I enjoyed this movie, but found it ultimately unsatisfying. I understand that getting to choose your life – and death for that matter, is important. But I never found that anything shifted or changed, there didn’t seem to be anything that got learned or really changed… and I don’t really see the point if it’s all about how things stay the same. I wanted to see more of the way the protagonist engaged with his estranged daughter and the almost/maybe that never quite happened with the woman he likes, whom he knows through her night job as a stripper. I just wanted… more, it didn’t take me on enough of a journey for me to feel that the ending made any real sense or had any real impact.
This would have to be my favourite movie of those I’ve recently seen. It’s a philosophical movie and one that layers a story with different points of view that contextualise the overall storyline which is both the obvious storyline, and subtly implied throughout. The Fountain is beautifully wrought, the detail is exquisite and the emotionality is never trite or insipid. The movie deals with losing someone to illness, with striving to find a cure, and acceptance, understanding how we fit into the cycle of life and death and what things are truly meaningful and important in our lives. I loved this movie, my favourite Aronovsky yet.
This was a watch because there’s the plan to go and watch Prometheus this coming weekend, and I hadn’t seen any of the prior movies because I don’t like scary movies. However I’d noted it as a gap in my geek education and awareness, so I had a desire to watch it somehow, this opportunity merely provided impetus for that. But, omg scary! OMG SO SCARY! And yet, worth the harrowing experience of watching it (I don’t watch scary movies, with good reason). I’m glad I watched it, even if it was hard work and I yelped and squealed and hid behind my pillow for significant chunks of it. I can see why this was genre breaking, why it is still so highly appreciated today, decades later. I finally understand the fuss about Ripley. The premise of this movie was brilliant and in part it was the realism with which I could (personally) see something that situation happening. I appreciated the setup of Ripley’s credibility, and the general banter about the ship between the crew. I love that I wondered if the kitty had been infected and that at no point were the crew willing to forsake the kitty.
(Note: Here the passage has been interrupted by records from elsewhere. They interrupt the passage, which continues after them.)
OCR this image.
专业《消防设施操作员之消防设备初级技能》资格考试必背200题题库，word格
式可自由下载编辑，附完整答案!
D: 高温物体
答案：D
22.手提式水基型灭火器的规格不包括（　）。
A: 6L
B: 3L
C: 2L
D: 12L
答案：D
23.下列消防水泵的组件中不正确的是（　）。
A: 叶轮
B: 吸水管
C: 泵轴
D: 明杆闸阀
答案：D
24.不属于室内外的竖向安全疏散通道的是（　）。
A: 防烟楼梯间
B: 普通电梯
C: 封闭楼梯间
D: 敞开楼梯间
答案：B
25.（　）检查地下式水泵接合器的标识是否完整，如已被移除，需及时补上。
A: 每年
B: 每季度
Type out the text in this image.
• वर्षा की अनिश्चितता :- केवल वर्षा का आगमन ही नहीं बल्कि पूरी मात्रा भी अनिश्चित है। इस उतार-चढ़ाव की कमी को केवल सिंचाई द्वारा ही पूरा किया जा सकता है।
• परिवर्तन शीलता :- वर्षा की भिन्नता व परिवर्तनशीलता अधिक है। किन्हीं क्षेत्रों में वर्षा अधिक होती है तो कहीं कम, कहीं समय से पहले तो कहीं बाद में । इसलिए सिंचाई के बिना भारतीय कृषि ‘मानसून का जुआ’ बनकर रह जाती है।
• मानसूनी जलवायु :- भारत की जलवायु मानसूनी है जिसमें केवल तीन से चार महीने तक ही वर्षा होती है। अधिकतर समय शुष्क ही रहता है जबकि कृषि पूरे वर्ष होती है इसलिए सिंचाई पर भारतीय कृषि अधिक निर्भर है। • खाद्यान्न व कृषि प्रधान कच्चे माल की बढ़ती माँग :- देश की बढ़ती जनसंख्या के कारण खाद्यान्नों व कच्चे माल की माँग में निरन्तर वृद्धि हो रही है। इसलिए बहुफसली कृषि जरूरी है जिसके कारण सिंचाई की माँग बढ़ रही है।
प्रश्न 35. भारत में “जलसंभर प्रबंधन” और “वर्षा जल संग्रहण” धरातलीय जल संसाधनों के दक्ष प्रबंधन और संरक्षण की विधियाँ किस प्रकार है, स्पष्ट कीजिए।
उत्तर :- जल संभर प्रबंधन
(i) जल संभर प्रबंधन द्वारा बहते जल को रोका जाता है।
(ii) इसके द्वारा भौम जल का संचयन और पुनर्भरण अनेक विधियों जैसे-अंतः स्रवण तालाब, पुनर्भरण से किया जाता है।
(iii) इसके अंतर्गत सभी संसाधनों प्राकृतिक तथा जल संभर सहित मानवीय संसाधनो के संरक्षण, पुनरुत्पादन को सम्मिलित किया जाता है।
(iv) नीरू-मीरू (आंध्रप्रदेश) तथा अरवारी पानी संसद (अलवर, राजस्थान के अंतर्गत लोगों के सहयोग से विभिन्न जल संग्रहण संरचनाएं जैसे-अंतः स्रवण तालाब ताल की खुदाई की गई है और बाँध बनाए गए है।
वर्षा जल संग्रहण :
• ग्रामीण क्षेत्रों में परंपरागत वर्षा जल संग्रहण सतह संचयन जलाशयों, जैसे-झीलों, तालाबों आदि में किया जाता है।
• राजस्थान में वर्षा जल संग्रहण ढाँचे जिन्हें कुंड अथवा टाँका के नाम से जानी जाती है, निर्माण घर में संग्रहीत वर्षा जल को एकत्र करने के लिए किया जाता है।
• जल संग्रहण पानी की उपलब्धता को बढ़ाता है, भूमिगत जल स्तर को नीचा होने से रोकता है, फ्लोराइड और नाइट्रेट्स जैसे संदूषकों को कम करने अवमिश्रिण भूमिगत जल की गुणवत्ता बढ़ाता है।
I think I actually liked this better than the original, in part because it was more action based than thriller, which suits my tastes better. I loved the character make up again – appreciated how well constructed Burke was for hating. And oh how I hated him! But he did bring useful light to bear on the fact that even with the soldiers being all boisterous and crude at one another, it was underpinned by a strong sense of honour and respect for one another – they were all in it for each other. Contrasted to Burke who was unethical, amoral and charmingly trying to make it seem like he wasn’t doing anything questionable at all – and using every emotionally manipulative trick in the book. I found that some of the premises for the movie I didn’t buy, but the way in which
Ripley and Newt owned the movie just rocked my world so much that I don’t even care. I loved the way the two of them connected, loved the way Newt was treated as an autonomous and critical person with valid experience. I also love that the Artificial got a chance to sway Ripley’s bias in the end. I love that there was such diversity in the characters and that it didn’t follow the usual experience of all women/characters of colour dying in the first instance.